The administration is currently on pace to get a fraction of those projections.

Millward Brown estimates that just 36,000 Americans bought insurance through Obamacare during the first five days of the online exchanges. Just 2 percent of the 9.47 million unique visitors to the federal exchange during that period even began the application process. 

So this means that during the first week, a mere 19 percent of those who applied were able to complete the forms and qualify for coverage. There is no evidence as to what the ratio has been in the weeks since, but, at the pace of the first week, then the government will fail to hit the CBO estimates.

RELATED: OBAMACARE EXCHANGES: 15 THINGS YOU MUST KNOW

An internal administration estimate obtained by the Associated Press had predicted that 500,000 Americans would enroll with the exchanges during October.

It’s also critical to note that the 476,000 figure released by the administration over the weekend was drawn from both the federal and 15 state online exchanges, including Washington, DC.

According to The Advisory Board, a consulting firm, 130,000 people applied for coverage through the state-based exchanges through the middle of last week. Based on state data, 48,457 had picked an insurance plan.

That translates into 37 percent of applicants getting insurance, significantly higher than the 19 percent rate during the first week at the federal exchanges. Back of envelope calculations show that roughly 40 percent of applicants will need to buy insurance for the program to reach the CBO targets.

The state exchanges appear to be in much better shape than their federal counterpart, though some states have been more successful than others.

Kentucky’s online marketplace, for example, has been nearly glitch-free—with more than 10,000 people successfully enrolled on the first day alone. In Oregon, the state’s new marketplace managed to cut its uninsured rate by 10 percent in the first two weeks.

Other states, however, have not faired so well.

Hawaii’s marketplace opened two weeks late and was in such bad shape that it was using paper applications and referring people to insurers’ websites for pricing up until Wednesday due to a spate of technical errors. Its website was designed by Canadian-based CGI, the same contractor that built the federal exchange’s site.

The flawed website isn’t just causing headaches for consumers.
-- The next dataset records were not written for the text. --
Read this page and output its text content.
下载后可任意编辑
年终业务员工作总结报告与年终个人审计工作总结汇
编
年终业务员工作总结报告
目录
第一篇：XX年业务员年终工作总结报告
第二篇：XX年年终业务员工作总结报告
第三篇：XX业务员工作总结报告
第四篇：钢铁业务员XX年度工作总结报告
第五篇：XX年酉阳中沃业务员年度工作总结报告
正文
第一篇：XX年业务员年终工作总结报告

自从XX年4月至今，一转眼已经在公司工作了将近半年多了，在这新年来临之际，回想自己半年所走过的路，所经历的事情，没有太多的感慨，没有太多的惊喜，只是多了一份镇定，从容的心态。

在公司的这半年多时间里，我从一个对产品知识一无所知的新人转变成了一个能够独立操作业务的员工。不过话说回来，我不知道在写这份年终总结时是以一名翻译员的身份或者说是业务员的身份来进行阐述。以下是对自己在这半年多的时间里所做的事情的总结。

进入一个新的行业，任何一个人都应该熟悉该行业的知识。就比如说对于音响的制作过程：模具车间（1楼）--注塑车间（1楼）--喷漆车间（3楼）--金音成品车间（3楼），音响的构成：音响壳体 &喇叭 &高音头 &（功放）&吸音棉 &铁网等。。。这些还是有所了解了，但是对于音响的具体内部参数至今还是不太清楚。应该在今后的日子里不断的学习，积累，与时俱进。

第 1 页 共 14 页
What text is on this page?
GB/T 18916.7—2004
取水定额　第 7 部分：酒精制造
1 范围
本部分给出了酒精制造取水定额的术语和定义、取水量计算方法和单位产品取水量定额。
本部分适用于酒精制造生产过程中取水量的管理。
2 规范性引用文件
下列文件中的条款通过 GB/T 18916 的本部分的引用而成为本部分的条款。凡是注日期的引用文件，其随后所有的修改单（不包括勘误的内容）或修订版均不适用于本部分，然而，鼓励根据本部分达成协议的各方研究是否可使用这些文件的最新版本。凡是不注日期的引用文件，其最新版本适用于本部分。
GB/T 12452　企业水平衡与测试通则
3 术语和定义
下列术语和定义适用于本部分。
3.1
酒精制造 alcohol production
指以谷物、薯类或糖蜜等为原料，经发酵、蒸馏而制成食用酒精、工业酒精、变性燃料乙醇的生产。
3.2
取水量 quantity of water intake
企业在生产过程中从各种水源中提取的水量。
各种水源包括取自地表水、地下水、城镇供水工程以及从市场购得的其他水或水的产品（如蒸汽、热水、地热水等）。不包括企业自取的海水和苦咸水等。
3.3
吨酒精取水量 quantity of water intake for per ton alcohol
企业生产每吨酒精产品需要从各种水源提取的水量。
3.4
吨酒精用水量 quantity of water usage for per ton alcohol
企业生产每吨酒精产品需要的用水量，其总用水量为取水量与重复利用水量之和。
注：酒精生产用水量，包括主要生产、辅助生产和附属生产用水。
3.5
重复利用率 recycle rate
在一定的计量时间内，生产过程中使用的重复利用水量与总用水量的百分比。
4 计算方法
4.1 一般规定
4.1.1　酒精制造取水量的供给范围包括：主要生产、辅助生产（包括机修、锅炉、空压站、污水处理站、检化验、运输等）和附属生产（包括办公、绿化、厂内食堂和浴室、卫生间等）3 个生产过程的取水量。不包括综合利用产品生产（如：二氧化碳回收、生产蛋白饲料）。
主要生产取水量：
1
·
Insurers say the problems go beyond software glitches, and traffic issues. The site has been generating inaccurate data, reporting spouses as children, duplicating enrollments and missing data fields--making it difficult for insurance companies to process enrollees.

In fact, Blue Cross & Blue Shield of Nebraska said it had to hire temporary workers to contact new customers directly to correct the inaccuracies in the submissions, according to The Wall Street Journal. Other insurers like South Dakota-based Avera Health Plans are calling each of their incoming customers to make sure the data are correct.

But it’s unlikely that these states can save a federal site that must enroll people living in states such as Texas, Missouri and Ohio that have actively fought the implementation of the law.

Health and Human Services posted a blog item on Sunday saying that it planned for a “tech surge” to improve its federal exchange that services a total of 36 states. 

“Our team is bringing in some of the best and brightest from both inside and outside government to scrub in with the team and help improve HealthCare.gov,” the agency said.